At Diagon Alley, Fred and George's business is booming. Harry becomes friends with Slughorn and is in the "Slug Club." He learns how to apparate, but he doesn't take the test.
Harry becomes suspicious of Draco Malfoy and has Dobby and Kreacher follow him. Dumbledore has private lessons with Harry to show him how to defeat Voldemort.
It's a lot like the fifth book because it's the same battle, same people, different place. A Death Eater kills a very important character at the end. A lot of people show up for the funeral. The book is tied for my favorite, along with the fourth.
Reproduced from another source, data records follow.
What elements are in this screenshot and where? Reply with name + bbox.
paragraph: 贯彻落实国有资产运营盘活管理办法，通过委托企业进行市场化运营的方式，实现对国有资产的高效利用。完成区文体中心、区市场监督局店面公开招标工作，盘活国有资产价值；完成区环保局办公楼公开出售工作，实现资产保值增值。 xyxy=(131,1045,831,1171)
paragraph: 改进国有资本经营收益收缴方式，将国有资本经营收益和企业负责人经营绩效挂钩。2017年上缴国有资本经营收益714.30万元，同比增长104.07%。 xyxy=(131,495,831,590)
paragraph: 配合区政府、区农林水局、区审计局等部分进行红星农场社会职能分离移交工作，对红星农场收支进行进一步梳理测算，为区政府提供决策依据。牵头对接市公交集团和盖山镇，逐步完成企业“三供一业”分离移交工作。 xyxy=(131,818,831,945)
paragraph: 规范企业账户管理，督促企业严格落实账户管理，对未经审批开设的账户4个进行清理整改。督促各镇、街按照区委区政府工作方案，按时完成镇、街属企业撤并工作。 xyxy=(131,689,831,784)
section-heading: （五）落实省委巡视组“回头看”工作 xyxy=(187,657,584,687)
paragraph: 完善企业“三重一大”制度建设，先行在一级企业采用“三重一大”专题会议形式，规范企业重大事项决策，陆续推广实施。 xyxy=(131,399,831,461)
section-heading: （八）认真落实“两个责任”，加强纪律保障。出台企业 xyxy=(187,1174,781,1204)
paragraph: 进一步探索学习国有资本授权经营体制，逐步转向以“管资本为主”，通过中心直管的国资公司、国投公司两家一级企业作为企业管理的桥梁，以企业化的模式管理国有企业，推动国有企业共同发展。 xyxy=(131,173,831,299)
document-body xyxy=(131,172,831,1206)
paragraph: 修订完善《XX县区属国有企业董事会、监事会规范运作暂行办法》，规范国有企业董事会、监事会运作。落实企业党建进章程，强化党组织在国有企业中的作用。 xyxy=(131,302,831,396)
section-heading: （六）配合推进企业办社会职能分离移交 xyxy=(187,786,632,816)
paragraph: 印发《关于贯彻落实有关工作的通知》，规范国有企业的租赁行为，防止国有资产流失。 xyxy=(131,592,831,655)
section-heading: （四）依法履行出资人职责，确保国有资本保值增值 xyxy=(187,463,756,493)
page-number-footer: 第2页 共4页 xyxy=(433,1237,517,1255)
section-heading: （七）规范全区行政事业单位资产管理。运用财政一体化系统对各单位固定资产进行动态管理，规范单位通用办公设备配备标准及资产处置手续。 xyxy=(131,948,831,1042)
I liked this one a lot, but it had a harsh and sad ending.
By Alexa Bergstrom, Garden City
Well after three long days of reading the book, I found a lot of new and interesting things out about certain people, like Voldemort and Draco Malfoy. What was really unexpected for me was that (a very important character) has died. That was just out of the blue for me, and that Harry gets a girlfriend, too. In my opinion, though, this is by far the best book in the series, and I can't wait for the final book to come out.
¢ By Dawn Eddings, 34, Eudora
This has to be J.K. Rowling's best and most clever masterpiece thus far. It took me three days and nights of painstaking terror with twists and turns, high and lows and loopity loops to make it through this 30-chapter, 652-page work of art, and I have most definitely enjoyed the long, tedious adventure that awaited Harry at the end of this journey.
As I do not wish to spoil it for some readers who may not have finished the book yet, I won't go into great detail. Rowling's wording has by far outdone the other books; the storyline is awesome; and just when you think you have figured it out - BAM! - it changes so drastically you'll be awestruck.
It was the only Harry Potter book I actually cried through the last few chapters. It has unexpected twists and turns, and I will definitely be reading it again. There are a lot of mysteries to think about until the next one. Someone needs to host depression parties for Harry Potter fans after this one. It's a tear-jerker.